Another key factor is the UK’s regulatory environment, which has been increasingly criticized for being too complex and burdensome. According to a recent report by the Confederation of British Industry (CBI), the UK’s regulatory environment is the most complex in the world, with many businesses struggling to navigate the current system. As one SME owner noted, “The regulatory environment in the UK is a major concern for businesses like mine. We’re constantly battling to stay afloat, and the current tax regime is making it increasingly difficult.”
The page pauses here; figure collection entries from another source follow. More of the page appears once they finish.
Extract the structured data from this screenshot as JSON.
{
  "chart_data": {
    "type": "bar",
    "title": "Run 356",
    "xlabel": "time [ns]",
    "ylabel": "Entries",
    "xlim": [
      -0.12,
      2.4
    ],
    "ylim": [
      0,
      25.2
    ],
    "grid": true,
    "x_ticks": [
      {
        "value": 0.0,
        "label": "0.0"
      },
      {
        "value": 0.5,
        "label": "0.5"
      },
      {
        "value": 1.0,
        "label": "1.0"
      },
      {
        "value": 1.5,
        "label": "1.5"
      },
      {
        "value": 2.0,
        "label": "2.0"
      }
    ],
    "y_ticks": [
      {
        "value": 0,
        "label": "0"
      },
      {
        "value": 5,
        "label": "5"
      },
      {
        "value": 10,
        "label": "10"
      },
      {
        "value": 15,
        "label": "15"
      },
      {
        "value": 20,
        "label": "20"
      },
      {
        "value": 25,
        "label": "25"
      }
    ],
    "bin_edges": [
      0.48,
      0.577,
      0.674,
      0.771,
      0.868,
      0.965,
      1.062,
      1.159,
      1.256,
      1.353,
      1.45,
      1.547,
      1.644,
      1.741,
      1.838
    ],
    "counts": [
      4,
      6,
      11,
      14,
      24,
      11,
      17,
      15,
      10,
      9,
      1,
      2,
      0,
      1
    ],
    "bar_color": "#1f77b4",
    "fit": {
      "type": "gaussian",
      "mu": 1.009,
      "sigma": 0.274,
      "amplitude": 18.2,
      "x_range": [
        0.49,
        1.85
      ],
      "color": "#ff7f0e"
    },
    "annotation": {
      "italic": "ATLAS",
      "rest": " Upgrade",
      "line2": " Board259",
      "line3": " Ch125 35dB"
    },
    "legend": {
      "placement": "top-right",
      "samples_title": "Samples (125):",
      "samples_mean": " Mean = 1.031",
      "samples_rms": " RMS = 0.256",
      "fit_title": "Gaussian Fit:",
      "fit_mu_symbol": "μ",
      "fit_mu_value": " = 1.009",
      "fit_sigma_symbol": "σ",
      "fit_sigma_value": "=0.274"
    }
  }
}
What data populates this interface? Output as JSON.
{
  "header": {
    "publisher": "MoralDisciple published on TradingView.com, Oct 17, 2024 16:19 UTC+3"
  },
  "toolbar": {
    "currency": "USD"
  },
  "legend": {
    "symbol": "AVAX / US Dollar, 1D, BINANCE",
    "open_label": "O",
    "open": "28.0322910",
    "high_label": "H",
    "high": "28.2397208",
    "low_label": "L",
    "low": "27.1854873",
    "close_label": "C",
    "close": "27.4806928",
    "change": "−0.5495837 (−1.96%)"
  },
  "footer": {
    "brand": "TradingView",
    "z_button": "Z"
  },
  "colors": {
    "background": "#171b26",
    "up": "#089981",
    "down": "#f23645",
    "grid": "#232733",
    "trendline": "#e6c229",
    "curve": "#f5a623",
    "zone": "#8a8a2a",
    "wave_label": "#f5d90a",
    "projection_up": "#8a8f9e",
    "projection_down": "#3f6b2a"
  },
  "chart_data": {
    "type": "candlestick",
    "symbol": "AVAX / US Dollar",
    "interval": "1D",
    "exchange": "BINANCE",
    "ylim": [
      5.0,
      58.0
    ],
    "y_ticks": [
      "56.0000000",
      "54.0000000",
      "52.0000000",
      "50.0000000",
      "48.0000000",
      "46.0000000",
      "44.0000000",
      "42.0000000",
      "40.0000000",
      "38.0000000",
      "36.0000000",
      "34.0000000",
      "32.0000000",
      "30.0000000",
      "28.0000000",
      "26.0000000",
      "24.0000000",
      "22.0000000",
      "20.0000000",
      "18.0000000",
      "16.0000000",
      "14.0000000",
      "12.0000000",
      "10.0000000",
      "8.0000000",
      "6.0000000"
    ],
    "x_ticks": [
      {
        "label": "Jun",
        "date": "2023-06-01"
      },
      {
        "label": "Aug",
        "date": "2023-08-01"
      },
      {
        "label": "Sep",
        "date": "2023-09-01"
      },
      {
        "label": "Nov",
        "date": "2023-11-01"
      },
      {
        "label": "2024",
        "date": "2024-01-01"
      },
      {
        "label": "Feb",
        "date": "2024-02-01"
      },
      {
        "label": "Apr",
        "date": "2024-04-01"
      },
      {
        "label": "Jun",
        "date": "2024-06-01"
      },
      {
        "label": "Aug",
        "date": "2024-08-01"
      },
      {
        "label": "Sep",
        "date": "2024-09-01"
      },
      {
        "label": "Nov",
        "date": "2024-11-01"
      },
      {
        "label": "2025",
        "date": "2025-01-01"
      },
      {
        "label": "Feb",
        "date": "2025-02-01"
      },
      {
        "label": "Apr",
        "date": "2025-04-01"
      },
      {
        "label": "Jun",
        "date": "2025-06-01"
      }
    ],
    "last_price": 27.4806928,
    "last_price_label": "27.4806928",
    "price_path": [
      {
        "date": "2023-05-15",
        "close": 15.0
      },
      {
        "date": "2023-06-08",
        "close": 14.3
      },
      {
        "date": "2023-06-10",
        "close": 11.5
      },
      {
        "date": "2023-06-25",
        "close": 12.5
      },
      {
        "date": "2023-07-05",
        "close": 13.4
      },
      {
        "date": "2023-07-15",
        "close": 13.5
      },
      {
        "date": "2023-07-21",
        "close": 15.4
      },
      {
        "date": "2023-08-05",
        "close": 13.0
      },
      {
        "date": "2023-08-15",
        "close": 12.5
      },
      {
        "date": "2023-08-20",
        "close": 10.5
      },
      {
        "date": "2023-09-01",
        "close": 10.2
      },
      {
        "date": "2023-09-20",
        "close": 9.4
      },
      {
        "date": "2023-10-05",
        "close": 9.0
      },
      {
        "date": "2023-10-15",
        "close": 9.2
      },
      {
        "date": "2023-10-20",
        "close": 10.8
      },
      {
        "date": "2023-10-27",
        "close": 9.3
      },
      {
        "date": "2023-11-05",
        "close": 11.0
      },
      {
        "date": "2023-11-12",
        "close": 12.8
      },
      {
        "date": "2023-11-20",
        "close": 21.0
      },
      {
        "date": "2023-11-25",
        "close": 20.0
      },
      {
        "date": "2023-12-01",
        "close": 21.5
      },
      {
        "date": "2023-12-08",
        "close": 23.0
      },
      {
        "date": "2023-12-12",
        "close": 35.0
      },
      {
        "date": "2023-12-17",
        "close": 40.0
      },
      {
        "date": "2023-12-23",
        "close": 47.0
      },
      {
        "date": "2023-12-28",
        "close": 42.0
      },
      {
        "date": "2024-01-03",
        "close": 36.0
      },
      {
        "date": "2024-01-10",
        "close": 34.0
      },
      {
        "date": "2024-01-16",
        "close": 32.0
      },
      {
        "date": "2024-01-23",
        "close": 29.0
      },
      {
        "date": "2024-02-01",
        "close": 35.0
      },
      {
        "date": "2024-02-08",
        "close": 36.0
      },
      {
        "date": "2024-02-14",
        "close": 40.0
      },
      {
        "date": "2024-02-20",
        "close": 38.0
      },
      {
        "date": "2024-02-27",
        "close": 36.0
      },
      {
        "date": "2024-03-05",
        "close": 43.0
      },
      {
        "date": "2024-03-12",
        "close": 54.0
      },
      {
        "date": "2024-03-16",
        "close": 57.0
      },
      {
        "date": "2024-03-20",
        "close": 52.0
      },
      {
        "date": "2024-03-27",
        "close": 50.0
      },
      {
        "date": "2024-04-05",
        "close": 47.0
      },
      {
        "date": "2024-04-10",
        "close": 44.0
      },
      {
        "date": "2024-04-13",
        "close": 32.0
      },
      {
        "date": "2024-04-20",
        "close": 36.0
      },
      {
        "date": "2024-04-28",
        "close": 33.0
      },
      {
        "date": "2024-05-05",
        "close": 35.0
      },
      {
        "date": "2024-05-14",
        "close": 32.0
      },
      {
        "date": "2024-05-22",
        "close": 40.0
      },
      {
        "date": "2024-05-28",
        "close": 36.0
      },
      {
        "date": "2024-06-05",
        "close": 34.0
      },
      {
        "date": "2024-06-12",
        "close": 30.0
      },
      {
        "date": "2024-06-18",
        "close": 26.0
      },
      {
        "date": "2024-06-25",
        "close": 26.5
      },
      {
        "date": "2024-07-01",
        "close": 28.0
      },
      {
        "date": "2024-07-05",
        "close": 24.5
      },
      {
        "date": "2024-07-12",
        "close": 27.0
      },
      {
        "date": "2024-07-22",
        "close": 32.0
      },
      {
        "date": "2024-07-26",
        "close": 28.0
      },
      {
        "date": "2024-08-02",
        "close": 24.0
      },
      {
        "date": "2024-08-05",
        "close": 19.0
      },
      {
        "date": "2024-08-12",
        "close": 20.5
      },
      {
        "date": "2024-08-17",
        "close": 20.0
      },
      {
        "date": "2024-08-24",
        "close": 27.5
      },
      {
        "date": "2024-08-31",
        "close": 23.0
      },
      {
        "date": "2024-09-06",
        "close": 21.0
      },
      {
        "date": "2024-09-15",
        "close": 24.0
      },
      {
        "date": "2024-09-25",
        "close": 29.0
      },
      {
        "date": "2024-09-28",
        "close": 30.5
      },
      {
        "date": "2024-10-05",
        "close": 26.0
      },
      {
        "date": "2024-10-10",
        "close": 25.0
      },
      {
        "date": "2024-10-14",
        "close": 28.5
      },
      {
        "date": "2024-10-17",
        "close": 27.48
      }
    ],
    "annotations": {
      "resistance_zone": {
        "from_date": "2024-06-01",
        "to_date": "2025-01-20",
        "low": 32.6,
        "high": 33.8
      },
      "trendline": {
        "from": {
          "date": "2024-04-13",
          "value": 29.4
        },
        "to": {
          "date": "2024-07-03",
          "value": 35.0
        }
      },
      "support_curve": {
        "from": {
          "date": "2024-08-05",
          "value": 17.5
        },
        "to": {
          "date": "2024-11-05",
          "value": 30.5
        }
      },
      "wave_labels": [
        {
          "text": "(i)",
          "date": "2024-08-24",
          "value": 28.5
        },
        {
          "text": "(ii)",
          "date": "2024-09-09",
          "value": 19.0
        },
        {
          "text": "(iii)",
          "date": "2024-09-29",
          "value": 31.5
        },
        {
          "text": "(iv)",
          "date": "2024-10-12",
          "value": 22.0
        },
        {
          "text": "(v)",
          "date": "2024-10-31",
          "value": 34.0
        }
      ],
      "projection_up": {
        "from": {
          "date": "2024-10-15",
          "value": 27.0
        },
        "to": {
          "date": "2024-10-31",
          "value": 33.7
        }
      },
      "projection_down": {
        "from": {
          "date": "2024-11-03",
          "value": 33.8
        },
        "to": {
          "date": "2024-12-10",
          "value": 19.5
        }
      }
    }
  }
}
For the First Time in Over 155 Years, the Stock Market May Be Headed Here -- and It's Not Good News for Investors
For the First Time in Over 155 Years, the Stock Market May Be Headed Here — and It's Not Good News for Investors

Final Outlook

In conclusion, the UK’s market is heading for a bear market, driven by a perfect storm of factors including stagnant wages, rising production costs, and a decline in consumer spending power. According to Goldman Sachs analysts, this would result in a significant decline in investor wealth, with a £150 billion loss in investor wealth expected in the event of a 20% decline in the FTSE 250. This would not only be a significant setback for individual investors but also have far-reaching implications for the broader economy.

AM

Arjun Mehta

Senior Market Correspondent — NexaReport

Arjun Mehta covers financial markets, corporate strategy, and macroeconomic trends for NexaReport. With over a decade of experience in business journalism, he specializes in translating complex market developments into clear, actionable insights for investors and business professionals.